Apply your own functions to a data frame column & adding a function as User Defined Function to Spark session

We saw in Spark Scala Fundamentals page how to write a general purpose function in Spark Scala, but most of the time, we need a custom function to apply to a column in a dataframe. That is, will take in columns as input arguments, and output will populate to a column; thus operating row-wise, on different values for each input column.

To do that, we need to write the function, then register it with Spark Session before we can apply it. Here's the general structure,

//1. the function
def funcName(col1:Type, col2:Type,...):outputColType={
    /*
    insert your statements here.
    don't forget to use `var` for intermediate values needed.
    */
    return wantedValue
    
//2. register your function as UDF with Spark
val whatever = spark.udf.register("name_youll_use", funcName _)

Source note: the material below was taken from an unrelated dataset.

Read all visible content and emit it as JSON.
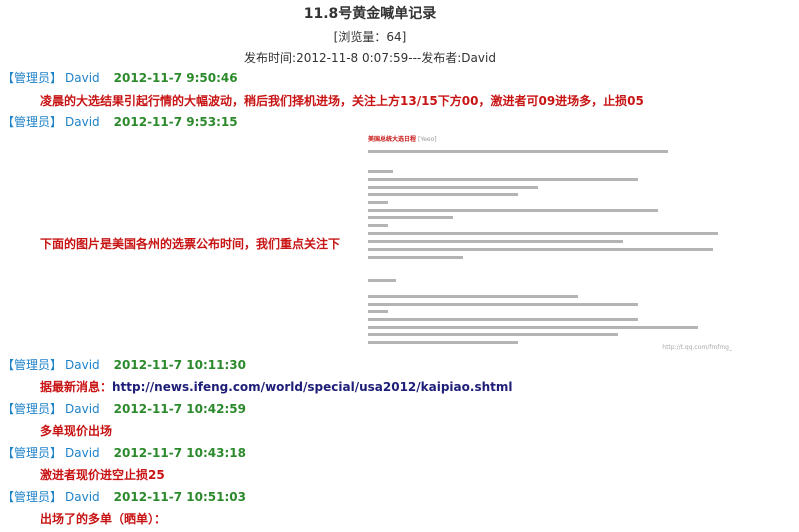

//3. apply in the `withColumn` statement as you're used to
df = df.withColumn("newCol", name_youll_use(input_columns) )

The _) at the end of step 2 tells Spark your function takes arguments; Spark will throw an error and tells you specifically to add it if left out.

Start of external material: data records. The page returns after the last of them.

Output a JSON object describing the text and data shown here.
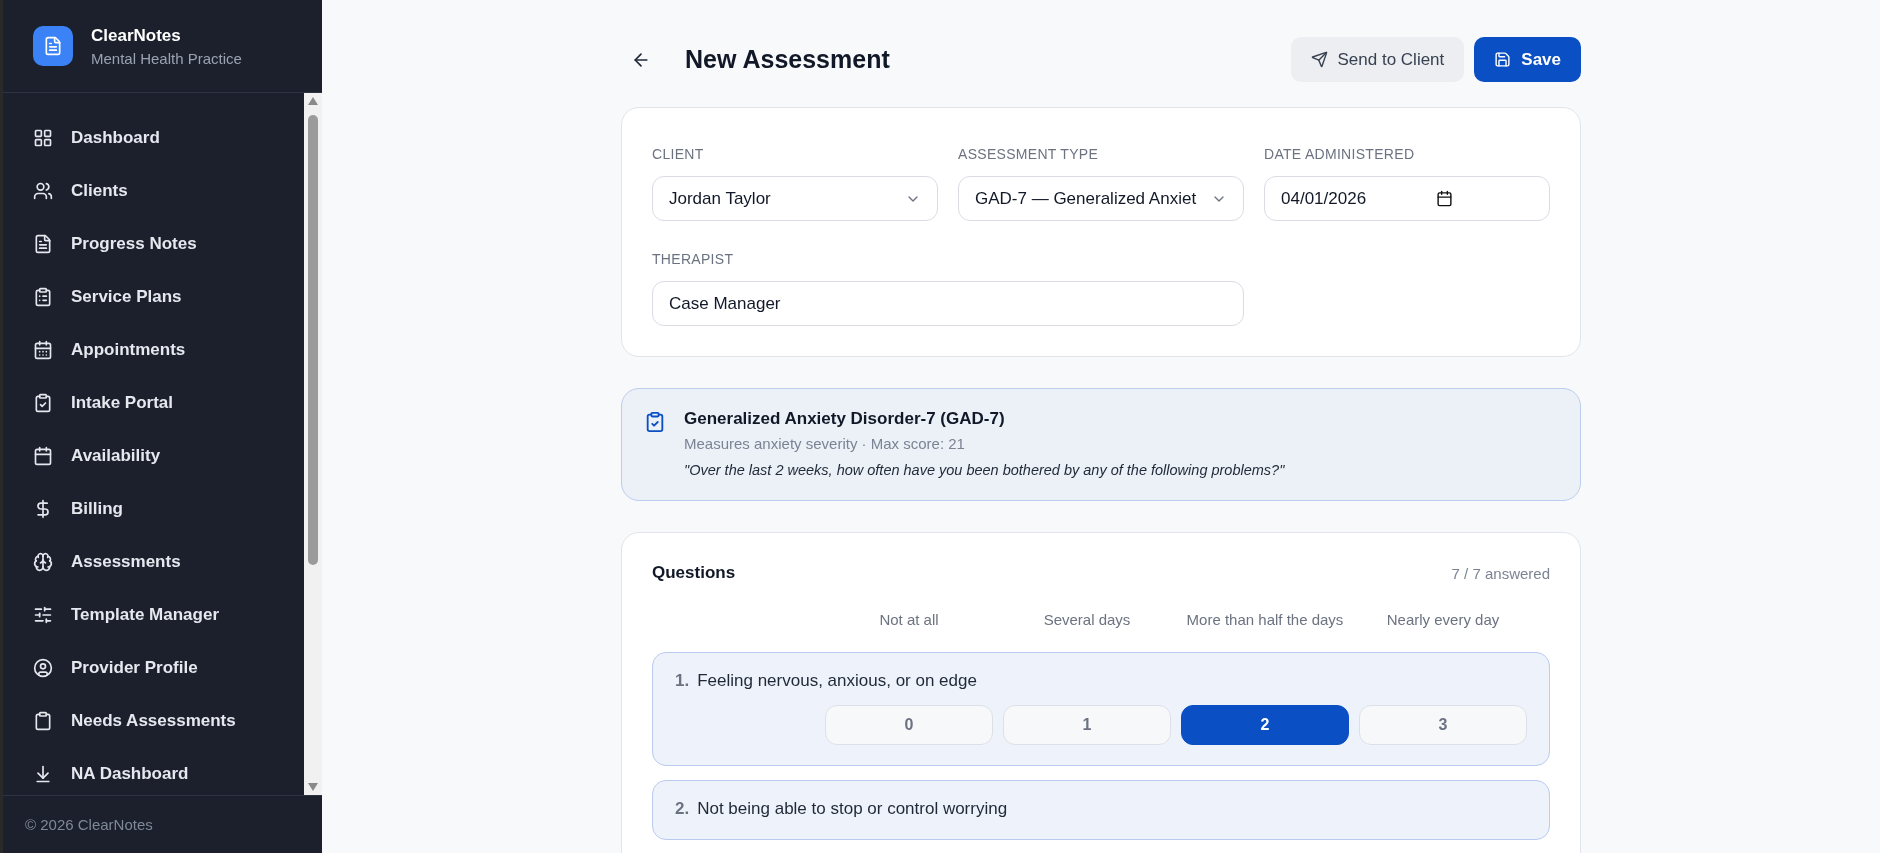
{
  "sidebar": {
    "brand": {
      "name": "ClearNotes",
      "subtitle": "Mental Health Practice"
    },
    "items": [
      {
        "label": "Dashboard"
      },
      {
        "label": "Clients"
      },
      {
        "label": "Progress Notes"
      },
      {
        "label": "Service Plans"
      },
      {
        "label": "Appointments"
      },
      {
        "label": "Intake Portal"
      },
      {
        "label": "Availability"
      },
      {
        "label": "Billing"
      },
      {
        "label": "Assessments"
      },
      {
        "label": "Template Manager"
      },
      {
        "label": "Provider Profile"
      },
      {
        "label": "Needs Assessments"
      },
      {
        "label": "NA Dashboard"
      }
    ],
    "footer": "© 2026 ClearNotes"
  },
  "header": {
    "title": "New Assessment",
    "buttons": [
      {
        "label": "Send to Client",
        "kind": "secondary"
      },
      {
        "label": "Save",
        "kind": "primary"
      }
    ]
  },
  "form": {
    "fields": [
      {
        "label": "CLIENT",
        "value": "Jordan Taylor",
        "kind": "select"
      },
      {
        "label": "ASSESSMENT TYPE",
        "value": "GAD-7 — Generalized Anxiet",
        "kind": "select"
      },
      {
        "label": "DATE ADMINISTERED",
        "value": "04/01/2026",
        "kind": "date"
      },
      {
        "label": "THERAPIST",
        "value": "Case Manager",
        "kind": "text"
      }
    ]
  },
  "info": {
    "title": "Generalized Anxiety Disorder-7 (GAD-7)",
    "subtitle": "Measures anxiety severity · Max score: 21",
    "prompt": "\"Over the last 2 weeks, how often have you been bothered by any of the following problems?\""
  },
  "questions": {
    "title": "Questions",
    "count": "7 / 7 answered",
    "scale": [
      "Not at all",
      "Several days",
      "More than half the days",
      "Nearly every day"
    ],
    "items": [
      {
        "number": "1.",
        "text": "Feeling nervous, anxious, or on edge",
        "options": [
          {
            "label": "0",
            "selected": false
          },
          {
            "label": "1",
            "selected": false
          },
          {
            "label": "2",
            "selected": true
          },
          {
            "label": "3",
            "selected": false
          }
        ]
      },
      {
        "number": "2.",
        "text": "Not being able to stop or control worrying"
      }
    ]
  }
}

Here's an example of how I used it for my use-case,

The input arguments represent three columns in the data frame I intend to use it on.
I add local variables of the type var to work with inside the function. Remember, var is mutable (changeable), val isn't. Use var in loops, functions, and where you want to keep transforming the same df.
I had to define some value, not necessarily an initial value, but it seems like you need to declare your local variables, otherwise it will error out.
The returned value of the function is the value that is going to fill the rows of the columns you will add in the next step.
One of the input columns in the arguments is the lagged version of the other input column. That's how I do computations or comparisions between successive rows. Read more on lagging in page "Operations on One Column" of this book, under "shifting a column" section.
While registering your function with Spark, the name you'll use for your function, and the assigned value to the registration step, can be the same to avoid confusion when you apply it.
When you apply your function, you can do the the Python way. Either input arguments in order, and no need to set = ,or by explicitly assign the arguments names. e.g. I could have done, df=df.withColumn("cycDur", duration(fcurStg= 'fcurStg, LagCurStg= 'LagCurStg, unixTime= 'unixTime) ) Here, I used the single quote to reference a column, rather than using the col function. You could also do $"colName" as you saw in "Accessing Variables in Data Frames" page of this book.
I also used the column names as also input arguments for the function to avoid my personal confusion.

//1. the function
def cycleDuration(fcurStg:Long, LagCurStg:Long, unixTime:Long):Long={
    var end:Long = 0
    var start:Long = 0 
    if (fcurStg > LagCurStg && LagCurStg==0){
        start=unixTime} else if (fcurStg < LagCurStg && fcurStg==0){
        end=unixTime} else {
        start=0
        end=0
        }  
    var dur:Long = end - start
    return dur
}

//2. register it as udf
val duration= spark.udf.register("duration", cycleDuration _)

//3. apply function
df=df.withColumn("cycDur", duration(col("fcurStg"), col("LagCurStg"), col("unixTime") ))

Another Way

No need to register it, but must be defined Row-wise.

//1. the function
def adjustAndZip = udf(
  (row: Seq[Long], lag: Seq[Int], isChild: Boolean) => {
    val adjustedLag = if (isChild) Seq.fill[Int](lag.length)(lag.head) else lag
    row zip adjustedLag
  })
  
//2. apply function
groupedDF.withColumn("temp",
  adjustAndZip($"row_id_list", $"col1_lag_list", $"is_child")
)

source

I haven't personally used this method, but it works. You can follow the answer in the link with the example dataframe it provided. The answer has some other functions and talks about Windows, which I cover in a later dedicated page of this book.

☞ Resources and Notes

Read this Source For mechanics, notes, and for defining a lambda function i.e. a one line function. See databricks for more details and nulls handling. Don’t forget you can select which rows to drop using .filter and df.na.drop. There’s also .fill and .replace on the .na method.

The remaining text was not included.